Aber für gewöhnlich erweist sich nichts, was ich tue, als leicht oder einfach. Und meine kleine Nachdenkübung verwandelte sich in Wirklichkeit in ein Forschungsprojekt. Ich verbrachte Tage damit, verschiedene Quellen für kleine Nuggets „praktischer Weisheit“ auszusuchen. Dazu gehörte Aristoteles (von dem ich eine ganze Menge entlehnte), die Stoiker und Epikureer, die Eddas und Sagas, die mittelalterliche Ritterlichkeit, japanisches Bushido, Tyler Durden, G. I. Gurdjieff und verschiedene andere Mystiker, Swamis und Gurus – und sogar der indische Schiwaismus (wie der dem Westen durch Alain Daniélou dargestellt wurde).

Und als ich fertig war, hatte ich endlich „meinen Kodex“ – einen, der Prinzipien ausdrückte, nach denen ich bereits lebte, wie auch andere, auf die ich mich festlegen wollte. Ich fühlte mich irgendwie wie Doc Savage, der immer einer meiner Helden gewesen ist. Dies ist sein Kodex:

Laß mich jeden Moment meines Lebens danach streben, mich immer mehr zu verbessern, so gut ich kann, sodaß alle davon profitieren können. Laß mich an das Richtige denken und all meine Unterstützung jenen geben, die sie brauchen, ohne Rücksicht auf irgend etwas außer der Gerechtigkeit. Laß mich das, was kommt, mit einem Lächeln nehmen, ohne den Mut zu verlieren. Laß mich in allem, was ich sage oder tue, Rücksicht auf mein Land und meine Mitbürger nehmen. Laß mich allen gegenüber anständig sein und niemandem Unrecht tun.

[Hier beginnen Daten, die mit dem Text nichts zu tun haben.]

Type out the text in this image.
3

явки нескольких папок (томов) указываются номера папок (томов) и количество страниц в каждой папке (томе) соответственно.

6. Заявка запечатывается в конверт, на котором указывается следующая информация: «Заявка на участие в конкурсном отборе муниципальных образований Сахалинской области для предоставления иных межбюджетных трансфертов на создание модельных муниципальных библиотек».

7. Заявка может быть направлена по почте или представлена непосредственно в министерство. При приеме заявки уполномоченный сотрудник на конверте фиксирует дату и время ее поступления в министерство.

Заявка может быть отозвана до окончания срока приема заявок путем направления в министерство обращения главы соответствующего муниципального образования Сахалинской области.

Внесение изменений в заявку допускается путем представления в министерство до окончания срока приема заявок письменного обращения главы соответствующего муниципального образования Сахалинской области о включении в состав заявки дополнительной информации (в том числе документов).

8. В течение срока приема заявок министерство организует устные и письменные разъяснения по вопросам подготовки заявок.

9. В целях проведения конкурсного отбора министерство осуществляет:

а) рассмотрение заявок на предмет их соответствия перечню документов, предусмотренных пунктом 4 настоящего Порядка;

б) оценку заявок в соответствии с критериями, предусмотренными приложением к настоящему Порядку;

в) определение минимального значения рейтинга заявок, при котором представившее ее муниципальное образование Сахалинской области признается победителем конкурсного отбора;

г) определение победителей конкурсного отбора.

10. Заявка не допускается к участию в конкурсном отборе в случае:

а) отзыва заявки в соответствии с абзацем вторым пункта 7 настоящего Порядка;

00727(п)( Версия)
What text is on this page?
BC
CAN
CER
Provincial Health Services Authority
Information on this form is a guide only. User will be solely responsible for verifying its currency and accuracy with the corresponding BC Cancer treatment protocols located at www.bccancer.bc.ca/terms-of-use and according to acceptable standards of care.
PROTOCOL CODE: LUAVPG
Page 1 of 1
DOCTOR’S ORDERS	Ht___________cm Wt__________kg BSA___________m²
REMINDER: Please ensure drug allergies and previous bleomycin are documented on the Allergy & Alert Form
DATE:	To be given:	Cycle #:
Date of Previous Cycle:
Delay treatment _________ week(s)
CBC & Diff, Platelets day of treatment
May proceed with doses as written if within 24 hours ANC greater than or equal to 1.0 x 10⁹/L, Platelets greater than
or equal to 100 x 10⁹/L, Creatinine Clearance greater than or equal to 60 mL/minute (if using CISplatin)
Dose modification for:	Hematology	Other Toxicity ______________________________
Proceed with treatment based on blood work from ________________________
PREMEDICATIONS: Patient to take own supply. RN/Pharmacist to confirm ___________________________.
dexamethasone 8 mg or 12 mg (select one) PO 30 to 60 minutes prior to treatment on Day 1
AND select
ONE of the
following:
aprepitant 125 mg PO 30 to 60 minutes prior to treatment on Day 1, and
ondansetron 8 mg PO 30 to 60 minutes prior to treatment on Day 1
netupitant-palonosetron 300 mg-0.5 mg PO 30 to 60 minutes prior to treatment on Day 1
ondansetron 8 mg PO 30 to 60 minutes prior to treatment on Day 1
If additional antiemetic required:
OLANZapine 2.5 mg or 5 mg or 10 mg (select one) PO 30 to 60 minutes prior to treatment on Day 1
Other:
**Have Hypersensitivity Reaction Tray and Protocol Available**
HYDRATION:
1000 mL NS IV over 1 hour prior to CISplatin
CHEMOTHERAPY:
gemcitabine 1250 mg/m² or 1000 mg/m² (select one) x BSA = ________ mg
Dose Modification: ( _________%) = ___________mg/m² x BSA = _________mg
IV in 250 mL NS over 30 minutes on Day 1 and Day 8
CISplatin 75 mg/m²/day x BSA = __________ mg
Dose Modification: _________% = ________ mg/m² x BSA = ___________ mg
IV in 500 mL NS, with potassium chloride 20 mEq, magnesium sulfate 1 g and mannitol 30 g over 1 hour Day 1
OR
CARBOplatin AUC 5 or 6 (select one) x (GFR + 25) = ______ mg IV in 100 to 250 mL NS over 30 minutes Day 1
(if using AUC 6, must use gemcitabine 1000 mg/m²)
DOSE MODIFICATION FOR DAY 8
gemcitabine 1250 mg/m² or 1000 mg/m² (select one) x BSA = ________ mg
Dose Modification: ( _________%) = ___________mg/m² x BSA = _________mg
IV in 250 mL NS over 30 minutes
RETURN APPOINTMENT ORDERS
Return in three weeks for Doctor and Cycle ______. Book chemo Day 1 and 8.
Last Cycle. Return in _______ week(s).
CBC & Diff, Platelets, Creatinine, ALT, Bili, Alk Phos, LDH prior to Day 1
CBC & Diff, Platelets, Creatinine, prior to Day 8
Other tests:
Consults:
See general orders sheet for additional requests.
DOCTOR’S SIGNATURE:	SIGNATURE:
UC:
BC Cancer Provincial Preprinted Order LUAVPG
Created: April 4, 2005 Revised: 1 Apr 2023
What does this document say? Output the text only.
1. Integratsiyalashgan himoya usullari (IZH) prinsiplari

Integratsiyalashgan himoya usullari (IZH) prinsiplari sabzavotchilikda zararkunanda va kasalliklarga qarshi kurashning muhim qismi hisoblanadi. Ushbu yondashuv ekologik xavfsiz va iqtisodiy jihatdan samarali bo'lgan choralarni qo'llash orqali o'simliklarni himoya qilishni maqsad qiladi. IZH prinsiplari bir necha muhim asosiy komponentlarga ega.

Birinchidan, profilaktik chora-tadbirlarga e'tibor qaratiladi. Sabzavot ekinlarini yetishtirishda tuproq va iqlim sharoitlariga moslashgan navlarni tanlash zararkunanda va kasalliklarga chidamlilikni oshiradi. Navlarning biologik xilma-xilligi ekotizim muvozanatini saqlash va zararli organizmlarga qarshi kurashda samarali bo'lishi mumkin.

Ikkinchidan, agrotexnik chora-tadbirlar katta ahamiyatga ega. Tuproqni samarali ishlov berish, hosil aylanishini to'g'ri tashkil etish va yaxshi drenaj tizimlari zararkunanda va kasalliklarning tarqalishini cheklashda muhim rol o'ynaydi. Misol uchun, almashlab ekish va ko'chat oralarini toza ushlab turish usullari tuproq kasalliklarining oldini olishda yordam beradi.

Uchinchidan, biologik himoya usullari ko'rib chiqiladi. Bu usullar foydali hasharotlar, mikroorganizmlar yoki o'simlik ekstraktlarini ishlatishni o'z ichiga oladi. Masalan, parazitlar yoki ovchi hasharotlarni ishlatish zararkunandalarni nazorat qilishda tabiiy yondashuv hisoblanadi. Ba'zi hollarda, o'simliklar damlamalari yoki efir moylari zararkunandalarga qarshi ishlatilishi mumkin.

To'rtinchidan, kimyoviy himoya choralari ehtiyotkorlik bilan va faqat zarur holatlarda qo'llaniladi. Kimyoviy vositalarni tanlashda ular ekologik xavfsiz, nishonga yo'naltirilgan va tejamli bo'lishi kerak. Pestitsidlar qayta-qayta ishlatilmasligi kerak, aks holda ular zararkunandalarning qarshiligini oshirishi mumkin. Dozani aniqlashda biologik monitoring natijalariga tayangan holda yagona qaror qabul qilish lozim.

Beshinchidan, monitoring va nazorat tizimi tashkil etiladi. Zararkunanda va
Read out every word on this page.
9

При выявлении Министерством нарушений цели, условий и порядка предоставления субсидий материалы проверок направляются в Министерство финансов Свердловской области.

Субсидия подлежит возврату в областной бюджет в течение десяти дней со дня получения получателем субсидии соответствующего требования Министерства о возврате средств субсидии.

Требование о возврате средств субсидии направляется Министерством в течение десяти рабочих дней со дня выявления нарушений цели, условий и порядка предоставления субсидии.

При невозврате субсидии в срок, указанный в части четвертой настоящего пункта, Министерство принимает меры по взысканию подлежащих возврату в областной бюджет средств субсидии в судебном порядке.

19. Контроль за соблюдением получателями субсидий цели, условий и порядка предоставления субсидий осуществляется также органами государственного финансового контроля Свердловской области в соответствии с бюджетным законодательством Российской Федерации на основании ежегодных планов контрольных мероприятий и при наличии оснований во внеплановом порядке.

Der Vorteil von Docs Kodex ist, daß er leicht auswendig zu lernen ist; leicht jeden Morgen vor dem Spiegel zu rezitieren. Das Problem bei meinem Kodex, sobald all die Recherchen und das Tippen erledigt war, besteht darin, daß er aus mehr als fünfzig „Aphorismen“ bestand. Ihn auswendig zu lernen, würde die Kräfte eines Druiden fordern. Und ich kann mir einfach nicht jeden Tag eine Stunde Zeit nehmen, um das Ding laut zu lesen. Dennoch ist es mein Kodex, und ich halte mich daran – das heißt, wenn ich mich erinnern kann, was drinsteht. Ich würde ihn nur ungern kürzen, denn, allen Spaß beiseite, ich denke tatsächlich, daß es eine sehr schöne Zusammenfassung all der Prinzipien ist, die man wirklich braucht, um ein guter Mann zu sein.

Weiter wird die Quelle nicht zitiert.